Maureen Rooks agrees that development will take place.
"But can our area support it?" asked the broker with Thalhimer/Cushman & Wakefield Alliance. "The problem is that construction costs are astronomical."
Despite unprecedented rental rates, Rooks said, the interest rate climate is favorable for investment and the stock market is robust, factors that would indicate a building splurge.
"I think it's an office market," Rooks said. But "we have to have growth or we will come to a standstill."
If Hampton Roads doesn't have the space, companies will gravitate toward regions with higher vacancy rates, such as Raleigh, where landlords will offer a few months of free rent or other enticements to fill empty space.
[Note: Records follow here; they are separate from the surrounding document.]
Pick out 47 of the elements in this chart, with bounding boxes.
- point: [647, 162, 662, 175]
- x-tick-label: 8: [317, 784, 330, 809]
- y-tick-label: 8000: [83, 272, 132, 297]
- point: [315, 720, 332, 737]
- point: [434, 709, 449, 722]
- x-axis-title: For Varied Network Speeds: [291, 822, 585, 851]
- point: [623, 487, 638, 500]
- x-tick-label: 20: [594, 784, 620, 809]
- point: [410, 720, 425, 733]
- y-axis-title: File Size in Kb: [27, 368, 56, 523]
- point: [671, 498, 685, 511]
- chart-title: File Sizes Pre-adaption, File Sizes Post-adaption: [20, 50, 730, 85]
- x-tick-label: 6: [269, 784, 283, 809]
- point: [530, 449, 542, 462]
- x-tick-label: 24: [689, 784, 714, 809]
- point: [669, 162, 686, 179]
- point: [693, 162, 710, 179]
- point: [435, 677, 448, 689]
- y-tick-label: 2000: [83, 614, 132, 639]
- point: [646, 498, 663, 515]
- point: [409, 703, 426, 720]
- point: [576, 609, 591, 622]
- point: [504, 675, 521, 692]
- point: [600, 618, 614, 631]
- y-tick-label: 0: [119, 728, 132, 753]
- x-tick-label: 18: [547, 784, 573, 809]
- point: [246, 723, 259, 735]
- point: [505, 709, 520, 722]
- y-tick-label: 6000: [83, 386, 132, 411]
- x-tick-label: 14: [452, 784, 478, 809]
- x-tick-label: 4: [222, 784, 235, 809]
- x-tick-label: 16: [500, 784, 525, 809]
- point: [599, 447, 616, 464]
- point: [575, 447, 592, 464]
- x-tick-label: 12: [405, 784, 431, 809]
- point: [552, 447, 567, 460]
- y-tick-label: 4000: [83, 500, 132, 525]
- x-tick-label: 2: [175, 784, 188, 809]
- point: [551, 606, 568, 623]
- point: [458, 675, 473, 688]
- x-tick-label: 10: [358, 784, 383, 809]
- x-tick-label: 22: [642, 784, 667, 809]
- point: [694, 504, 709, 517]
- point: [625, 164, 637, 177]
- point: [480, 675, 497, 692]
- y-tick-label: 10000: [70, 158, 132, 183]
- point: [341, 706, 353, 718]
That makes life tough for Jones Hooks, president and CEO of the Hampton Roads Economic Development Alliance, because he can't sell a client on the region if there's no office space to offer.
Divaris said low-rise space will sprout first. Armada Hoffler, the Virginia Beach Town Center developer, has plans for a 60,000-square-foot, five-story low-rise building - offering four floors of office and the ground floor for retail - on Constitution Avenue at the Town Center.
Olympia Development has begun its third office building at the Convergence Center on Bendix Road in Virginia Beach, with the accounting firm of Goodman & Co. leasing a third of the space.
Liberty Property Trust opened the first privately financed and owned environmentally certified building in the region last month.
Recycled concrete, steel carpet and ceiling tiles went into construction of the 75,000-square-foot office building in Chesapeake. In the meantime, other deals may be gelling.
"Zim Shipping is looking to expand," Divaris said. "That might be the instigation for another building."
Divaris said high-rise space will pop up in 2008 or 2009. "We might be in another cycle by then," he said, with landlords charging from $30 to $35 per square foot.